With the festival thrown into tumult by fear, the grief-stricken parents of the maidens fled, protesting that the covenant of violated hospitality and invoking the god to whose games they had come for ceremony and had been deceived contrary to faith and divine law. And for those abducted, neither was their hope for themselves any better nor was their indignation any lesser. But Romulus himself was going around and explaining that this deed of the fathers was done out of pride, for they had been denied marriage by the bordering tribes ; those women, however, would be legally wed and have a share of the state and all fortunes, and of what nothing is be held more dear than, children ; in this way they should mollify angers and, for to whom chance had given their bodies, they should give their spirits ; for often out of injury arises grace ; and in this way they would find better husbands—that each man would strive for his own benefit, since he would perform his duty for his own reciprocal good, so that even the loss for their parents and homeland would be somehow filled.

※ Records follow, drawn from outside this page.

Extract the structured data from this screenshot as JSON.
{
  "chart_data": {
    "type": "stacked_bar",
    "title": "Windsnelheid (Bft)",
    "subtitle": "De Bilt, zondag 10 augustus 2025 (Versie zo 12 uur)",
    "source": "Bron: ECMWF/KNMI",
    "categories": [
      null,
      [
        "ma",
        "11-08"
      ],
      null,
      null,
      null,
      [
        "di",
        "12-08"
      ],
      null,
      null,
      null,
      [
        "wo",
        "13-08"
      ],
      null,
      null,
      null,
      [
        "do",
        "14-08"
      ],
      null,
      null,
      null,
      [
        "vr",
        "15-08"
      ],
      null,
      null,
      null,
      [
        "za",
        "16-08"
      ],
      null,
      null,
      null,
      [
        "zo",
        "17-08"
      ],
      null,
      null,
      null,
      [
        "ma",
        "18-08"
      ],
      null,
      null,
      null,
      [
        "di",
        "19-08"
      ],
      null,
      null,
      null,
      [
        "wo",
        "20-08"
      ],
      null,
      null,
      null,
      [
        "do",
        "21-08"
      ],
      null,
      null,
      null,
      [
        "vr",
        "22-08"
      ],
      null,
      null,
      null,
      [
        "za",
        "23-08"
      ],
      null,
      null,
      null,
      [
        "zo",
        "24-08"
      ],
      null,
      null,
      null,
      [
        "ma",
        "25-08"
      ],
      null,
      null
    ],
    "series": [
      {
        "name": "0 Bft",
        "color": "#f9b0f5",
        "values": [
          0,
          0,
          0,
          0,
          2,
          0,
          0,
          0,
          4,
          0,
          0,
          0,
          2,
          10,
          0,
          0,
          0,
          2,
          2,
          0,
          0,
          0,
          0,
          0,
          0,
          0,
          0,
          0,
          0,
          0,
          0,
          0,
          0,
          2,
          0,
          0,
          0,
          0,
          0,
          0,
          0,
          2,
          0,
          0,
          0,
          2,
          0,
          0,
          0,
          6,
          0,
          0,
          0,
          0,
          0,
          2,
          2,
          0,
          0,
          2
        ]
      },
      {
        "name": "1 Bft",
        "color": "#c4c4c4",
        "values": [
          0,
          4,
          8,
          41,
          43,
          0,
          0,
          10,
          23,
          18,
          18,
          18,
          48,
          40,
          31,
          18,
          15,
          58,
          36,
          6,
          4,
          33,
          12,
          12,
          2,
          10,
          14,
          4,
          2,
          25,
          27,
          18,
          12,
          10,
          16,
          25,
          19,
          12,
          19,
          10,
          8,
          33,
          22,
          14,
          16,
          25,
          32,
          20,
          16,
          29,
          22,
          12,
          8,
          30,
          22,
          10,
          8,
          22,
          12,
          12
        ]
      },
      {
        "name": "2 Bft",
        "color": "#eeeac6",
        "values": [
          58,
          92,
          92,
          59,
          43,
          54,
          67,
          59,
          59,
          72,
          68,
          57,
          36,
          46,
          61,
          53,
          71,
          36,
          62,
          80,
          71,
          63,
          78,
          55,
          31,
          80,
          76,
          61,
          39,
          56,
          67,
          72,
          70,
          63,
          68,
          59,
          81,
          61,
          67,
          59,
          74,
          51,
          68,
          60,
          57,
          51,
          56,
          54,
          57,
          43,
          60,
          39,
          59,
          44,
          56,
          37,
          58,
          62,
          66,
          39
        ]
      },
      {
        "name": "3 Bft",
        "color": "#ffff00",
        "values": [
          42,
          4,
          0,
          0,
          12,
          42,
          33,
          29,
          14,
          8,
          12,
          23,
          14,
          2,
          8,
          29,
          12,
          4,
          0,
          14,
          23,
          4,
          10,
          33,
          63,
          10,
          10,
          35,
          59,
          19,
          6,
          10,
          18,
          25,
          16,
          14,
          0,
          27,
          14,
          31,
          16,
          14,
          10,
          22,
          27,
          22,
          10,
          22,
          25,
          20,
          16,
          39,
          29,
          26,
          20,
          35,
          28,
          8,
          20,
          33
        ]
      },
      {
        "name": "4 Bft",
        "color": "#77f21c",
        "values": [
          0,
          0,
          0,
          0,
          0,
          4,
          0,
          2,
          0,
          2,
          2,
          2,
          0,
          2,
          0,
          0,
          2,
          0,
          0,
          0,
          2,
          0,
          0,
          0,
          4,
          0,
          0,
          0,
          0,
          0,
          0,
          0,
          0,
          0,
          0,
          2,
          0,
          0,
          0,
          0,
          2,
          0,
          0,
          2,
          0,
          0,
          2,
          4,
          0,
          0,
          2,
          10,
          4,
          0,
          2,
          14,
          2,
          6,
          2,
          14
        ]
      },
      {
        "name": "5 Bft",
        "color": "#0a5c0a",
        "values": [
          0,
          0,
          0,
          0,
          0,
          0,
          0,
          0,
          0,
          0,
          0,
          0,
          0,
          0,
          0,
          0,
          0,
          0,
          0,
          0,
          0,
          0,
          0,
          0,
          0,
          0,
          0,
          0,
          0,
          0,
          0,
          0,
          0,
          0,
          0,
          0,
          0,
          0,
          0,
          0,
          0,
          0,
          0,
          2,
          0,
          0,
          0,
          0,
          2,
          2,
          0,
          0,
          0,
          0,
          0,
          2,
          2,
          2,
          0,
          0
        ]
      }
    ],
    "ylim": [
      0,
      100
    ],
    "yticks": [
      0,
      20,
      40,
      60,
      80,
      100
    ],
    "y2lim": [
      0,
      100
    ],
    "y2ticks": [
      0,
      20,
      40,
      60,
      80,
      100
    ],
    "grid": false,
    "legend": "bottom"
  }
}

Added were the blandishments of the men, making apologies for a deed done out of desire and love, which are the most effective entreaties to a woman’s nature.
1. Livy doesn’t name Rome here, but rather implies the object of the spurning. I broke down and inserted the object to avoid a total confusion of pronouns.
2. The Latin here is, deditae eo mentes cum oculis errant, literally, “their minds with their eyes had been surrendered to it”.
3. Another Latin idiom, ex composito, from componere, “to compose, to order, arrange”, thus “out of (something) arranged”.